Panama. Paradis fiscal

Jeudi 14 avril 2016

Panama. Paradis fiscal

Paris Match|Publié le 14/04/2016 à 06h30 |Mis à jour le 14/04/2016 à 06h36

Ramon Fonseca rêve du Prix Nobel de littérature, mais le monde ne connaît de son œuvre que les statuts de 200 000 sociétés offshore

Tous ceux qui, à Panama City, ont approché Ramon Fonseca ont été frappés par son ambition ­assumée de passer un jour à la postérité. Non pas comme l’un des plus puissants avocats d’affaires du pays, cofondateur du cabinet Mossack Fonseca, malversations en tout genre, ni même comme homme politique, ­patron du Parti panamiste, le parti nationaliste au pouvoir, et éminence grise du président en exercice… Non, si Ramon Fonseca, avant de devenir l’un des deux vilains du scandale des « Panama Papers », aspirait à la gloire, c’était plutôt comme écrivain. L’auteur argentin Christian ­Kupchik se souvient encore de sa sidération lorsque, il y a quelques années, il partagea une langouste thermidor avec celui qui revendiquait une demi-douzaine de livres publiés, passés largement inaperçus. Entre deux verres de vin chilien, l’avocat bouffi de vanité lui confia sa frustration : « Tout ce que j’ai fait dans ma vie a été couronné de succès. Le futur de ma descendance est assuré sur plusieurs générations. Et pourtant j’ambitionne autre chose. » Et, devant l’étonnement de son interlocuteur, de préciser : « Je veux être Garcia Marquez. Ou plutôt, je ne veux pas être lui mais Prix Nobel. Tout le reste, je l’ai. Il me manque la transcendance. » Ramon Fonseca peut aujourd’hui savourer ce ­privilège rare d’être entré dans l’Histoire de son vivant. Le 3 avril 2016, il s’est imposé au monde comme un auteur majeur.

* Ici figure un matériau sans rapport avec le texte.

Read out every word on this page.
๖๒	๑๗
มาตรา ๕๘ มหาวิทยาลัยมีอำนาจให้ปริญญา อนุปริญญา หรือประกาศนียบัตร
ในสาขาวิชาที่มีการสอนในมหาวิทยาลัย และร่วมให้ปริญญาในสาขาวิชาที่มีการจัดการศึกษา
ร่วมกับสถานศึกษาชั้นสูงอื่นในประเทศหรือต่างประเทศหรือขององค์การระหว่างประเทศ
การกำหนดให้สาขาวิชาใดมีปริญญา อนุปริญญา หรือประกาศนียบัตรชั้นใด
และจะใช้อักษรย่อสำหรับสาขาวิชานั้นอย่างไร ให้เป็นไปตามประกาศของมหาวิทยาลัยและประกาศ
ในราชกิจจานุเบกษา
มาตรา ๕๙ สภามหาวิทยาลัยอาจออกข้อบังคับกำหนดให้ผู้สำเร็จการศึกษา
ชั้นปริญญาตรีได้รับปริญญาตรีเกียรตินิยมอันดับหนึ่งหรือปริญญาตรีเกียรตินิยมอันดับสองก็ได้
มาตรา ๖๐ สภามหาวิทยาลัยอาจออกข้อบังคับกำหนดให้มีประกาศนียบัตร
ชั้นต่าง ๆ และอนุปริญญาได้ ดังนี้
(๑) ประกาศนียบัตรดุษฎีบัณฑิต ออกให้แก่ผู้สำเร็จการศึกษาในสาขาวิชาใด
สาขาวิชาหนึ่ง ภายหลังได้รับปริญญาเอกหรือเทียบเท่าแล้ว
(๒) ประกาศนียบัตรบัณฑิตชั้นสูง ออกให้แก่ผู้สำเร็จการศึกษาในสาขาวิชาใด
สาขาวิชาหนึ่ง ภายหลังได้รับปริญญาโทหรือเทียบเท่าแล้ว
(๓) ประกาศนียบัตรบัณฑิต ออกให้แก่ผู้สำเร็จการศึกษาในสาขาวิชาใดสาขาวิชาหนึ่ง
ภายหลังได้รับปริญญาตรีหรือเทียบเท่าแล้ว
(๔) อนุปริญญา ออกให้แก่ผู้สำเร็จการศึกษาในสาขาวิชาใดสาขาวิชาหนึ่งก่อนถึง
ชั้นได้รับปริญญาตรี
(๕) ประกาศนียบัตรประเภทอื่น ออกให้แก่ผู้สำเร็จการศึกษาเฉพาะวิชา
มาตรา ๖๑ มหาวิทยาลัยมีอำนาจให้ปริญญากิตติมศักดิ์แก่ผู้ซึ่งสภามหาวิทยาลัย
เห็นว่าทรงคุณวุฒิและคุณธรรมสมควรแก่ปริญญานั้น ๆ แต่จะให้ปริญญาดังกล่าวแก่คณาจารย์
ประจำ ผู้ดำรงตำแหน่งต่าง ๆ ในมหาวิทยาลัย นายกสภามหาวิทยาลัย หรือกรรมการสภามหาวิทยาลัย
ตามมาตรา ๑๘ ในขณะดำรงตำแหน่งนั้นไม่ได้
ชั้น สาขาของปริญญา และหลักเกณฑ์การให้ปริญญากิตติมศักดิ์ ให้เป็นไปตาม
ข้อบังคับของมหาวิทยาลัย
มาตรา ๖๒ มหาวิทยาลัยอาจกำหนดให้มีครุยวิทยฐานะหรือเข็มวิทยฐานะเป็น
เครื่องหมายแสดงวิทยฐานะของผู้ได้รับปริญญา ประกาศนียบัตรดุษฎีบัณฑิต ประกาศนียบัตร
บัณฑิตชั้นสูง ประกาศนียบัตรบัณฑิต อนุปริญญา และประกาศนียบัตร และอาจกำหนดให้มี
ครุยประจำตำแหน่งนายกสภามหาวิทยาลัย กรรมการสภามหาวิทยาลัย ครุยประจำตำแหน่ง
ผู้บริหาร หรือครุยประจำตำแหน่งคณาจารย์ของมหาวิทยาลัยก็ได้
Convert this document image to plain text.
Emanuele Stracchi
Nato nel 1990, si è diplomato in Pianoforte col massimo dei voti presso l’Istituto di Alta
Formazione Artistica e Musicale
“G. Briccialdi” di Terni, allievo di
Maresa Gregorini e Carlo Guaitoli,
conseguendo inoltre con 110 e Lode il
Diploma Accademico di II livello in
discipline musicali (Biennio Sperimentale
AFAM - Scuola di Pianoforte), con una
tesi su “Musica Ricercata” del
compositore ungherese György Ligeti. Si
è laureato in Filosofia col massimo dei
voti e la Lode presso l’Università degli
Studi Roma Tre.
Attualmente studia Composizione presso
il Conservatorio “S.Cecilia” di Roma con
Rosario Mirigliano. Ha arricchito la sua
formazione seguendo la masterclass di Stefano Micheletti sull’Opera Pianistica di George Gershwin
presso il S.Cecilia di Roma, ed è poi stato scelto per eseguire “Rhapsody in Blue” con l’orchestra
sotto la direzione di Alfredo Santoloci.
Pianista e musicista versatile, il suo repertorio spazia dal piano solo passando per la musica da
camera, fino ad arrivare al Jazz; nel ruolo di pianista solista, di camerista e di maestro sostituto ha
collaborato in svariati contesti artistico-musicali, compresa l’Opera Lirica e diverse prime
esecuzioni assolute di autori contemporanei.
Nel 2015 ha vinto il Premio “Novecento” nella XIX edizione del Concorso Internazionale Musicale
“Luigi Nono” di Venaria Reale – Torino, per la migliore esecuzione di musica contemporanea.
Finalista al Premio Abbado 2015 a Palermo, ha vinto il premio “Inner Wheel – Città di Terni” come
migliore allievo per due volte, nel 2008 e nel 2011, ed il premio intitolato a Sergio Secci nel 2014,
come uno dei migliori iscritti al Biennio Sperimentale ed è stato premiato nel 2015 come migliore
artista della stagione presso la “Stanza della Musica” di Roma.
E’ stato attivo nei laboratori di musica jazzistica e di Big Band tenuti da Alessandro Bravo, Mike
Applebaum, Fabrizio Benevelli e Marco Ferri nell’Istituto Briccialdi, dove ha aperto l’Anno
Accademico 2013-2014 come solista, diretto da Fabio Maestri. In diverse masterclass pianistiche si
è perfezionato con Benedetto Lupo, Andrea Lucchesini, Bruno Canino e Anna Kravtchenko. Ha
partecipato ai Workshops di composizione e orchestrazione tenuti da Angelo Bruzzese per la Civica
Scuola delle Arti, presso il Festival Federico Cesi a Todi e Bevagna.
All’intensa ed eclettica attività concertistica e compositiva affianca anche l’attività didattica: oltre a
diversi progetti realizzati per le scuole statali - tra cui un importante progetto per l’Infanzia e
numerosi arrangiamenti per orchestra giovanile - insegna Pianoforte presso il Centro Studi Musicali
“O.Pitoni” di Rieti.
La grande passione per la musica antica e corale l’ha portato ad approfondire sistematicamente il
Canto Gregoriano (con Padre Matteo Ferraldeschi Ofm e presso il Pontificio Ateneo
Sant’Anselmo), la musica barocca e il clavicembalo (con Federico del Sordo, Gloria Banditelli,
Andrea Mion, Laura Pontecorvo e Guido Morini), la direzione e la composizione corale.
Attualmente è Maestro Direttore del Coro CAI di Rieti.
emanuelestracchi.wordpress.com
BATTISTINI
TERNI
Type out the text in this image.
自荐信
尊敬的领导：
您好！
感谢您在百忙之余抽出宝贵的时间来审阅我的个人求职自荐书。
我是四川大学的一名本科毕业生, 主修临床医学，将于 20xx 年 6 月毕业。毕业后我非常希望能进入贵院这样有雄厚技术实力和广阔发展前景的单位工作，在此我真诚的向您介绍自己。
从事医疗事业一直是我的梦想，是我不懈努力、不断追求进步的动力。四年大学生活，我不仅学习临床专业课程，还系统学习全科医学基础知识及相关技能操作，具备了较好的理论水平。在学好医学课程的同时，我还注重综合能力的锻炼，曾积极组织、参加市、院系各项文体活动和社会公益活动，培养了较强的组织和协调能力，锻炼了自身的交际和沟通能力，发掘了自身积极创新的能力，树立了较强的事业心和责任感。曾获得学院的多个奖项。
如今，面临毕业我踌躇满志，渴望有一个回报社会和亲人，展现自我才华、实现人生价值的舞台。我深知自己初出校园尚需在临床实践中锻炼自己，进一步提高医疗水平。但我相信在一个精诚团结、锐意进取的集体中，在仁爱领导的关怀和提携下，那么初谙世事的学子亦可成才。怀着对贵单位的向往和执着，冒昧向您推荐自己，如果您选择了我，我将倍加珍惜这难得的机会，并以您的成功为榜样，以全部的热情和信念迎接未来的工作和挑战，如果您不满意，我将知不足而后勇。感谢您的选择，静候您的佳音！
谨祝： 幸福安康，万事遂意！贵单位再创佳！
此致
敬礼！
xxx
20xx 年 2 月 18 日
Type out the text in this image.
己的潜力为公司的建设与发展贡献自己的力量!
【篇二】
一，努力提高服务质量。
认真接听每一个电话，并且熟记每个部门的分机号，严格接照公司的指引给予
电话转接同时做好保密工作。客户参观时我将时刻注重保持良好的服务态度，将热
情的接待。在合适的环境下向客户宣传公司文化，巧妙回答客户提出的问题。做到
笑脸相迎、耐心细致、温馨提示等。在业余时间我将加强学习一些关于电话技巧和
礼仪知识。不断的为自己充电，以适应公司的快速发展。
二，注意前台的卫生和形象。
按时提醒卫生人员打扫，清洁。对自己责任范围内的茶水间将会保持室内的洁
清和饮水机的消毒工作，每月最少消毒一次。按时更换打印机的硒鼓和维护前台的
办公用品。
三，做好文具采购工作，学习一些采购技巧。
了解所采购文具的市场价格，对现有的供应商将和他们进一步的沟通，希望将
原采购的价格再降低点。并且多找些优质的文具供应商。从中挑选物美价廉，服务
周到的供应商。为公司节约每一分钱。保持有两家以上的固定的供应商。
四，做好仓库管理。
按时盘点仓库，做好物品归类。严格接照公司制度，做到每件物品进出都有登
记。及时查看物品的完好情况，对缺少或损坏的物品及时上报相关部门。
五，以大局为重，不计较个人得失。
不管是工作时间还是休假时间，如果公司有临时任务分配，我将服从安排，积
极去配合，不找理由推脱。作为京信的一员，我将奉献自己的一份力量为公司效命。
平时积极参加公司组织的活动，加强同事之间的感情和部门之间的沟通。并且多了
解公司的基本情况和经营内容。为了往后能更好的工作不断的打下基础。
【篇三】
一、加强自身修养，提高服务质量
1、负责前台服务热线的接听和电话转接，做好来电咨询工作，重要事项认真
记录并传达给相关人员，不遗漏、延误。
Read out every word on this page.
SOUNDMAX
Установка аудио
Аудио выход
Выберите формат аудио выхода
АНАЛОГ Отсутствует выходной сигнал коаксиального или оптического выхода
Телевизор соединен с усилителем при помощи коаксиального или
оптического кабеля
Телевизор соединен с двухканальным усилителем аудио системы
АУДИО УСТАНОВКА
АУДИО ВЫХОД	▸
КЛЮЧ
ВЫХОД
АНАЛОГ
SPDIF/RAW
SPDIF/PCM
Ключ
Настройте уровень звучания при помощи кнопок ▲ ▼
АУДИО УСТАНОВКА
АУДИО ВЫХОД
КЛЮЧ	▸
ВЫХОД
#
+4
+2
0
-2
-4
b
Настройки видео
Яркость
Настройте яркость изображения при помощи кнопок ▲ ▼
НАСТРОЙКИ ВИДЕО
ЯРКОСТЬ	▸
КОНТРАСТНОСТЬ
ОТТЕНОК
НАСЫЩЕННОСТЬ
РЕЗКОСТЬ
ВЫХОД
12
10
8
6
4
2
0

Son œuvre : les statuts de plus de 200 000 entreprises offshore créées pour receler les butins volés par d’illustres despotes, de Marcos à Duvalier en passant par Pinochet, Kadhafi ou El-Assad, et ­dissimuler les fortunes accumulées par des mafieux, des politiciens, des terroristes, des banquiers ou des sportifs avides d’optimisation fiscale. Bref, au « réalisme magique » de « Gabo », son idole, Fonseca a substitué le réalisme cynique.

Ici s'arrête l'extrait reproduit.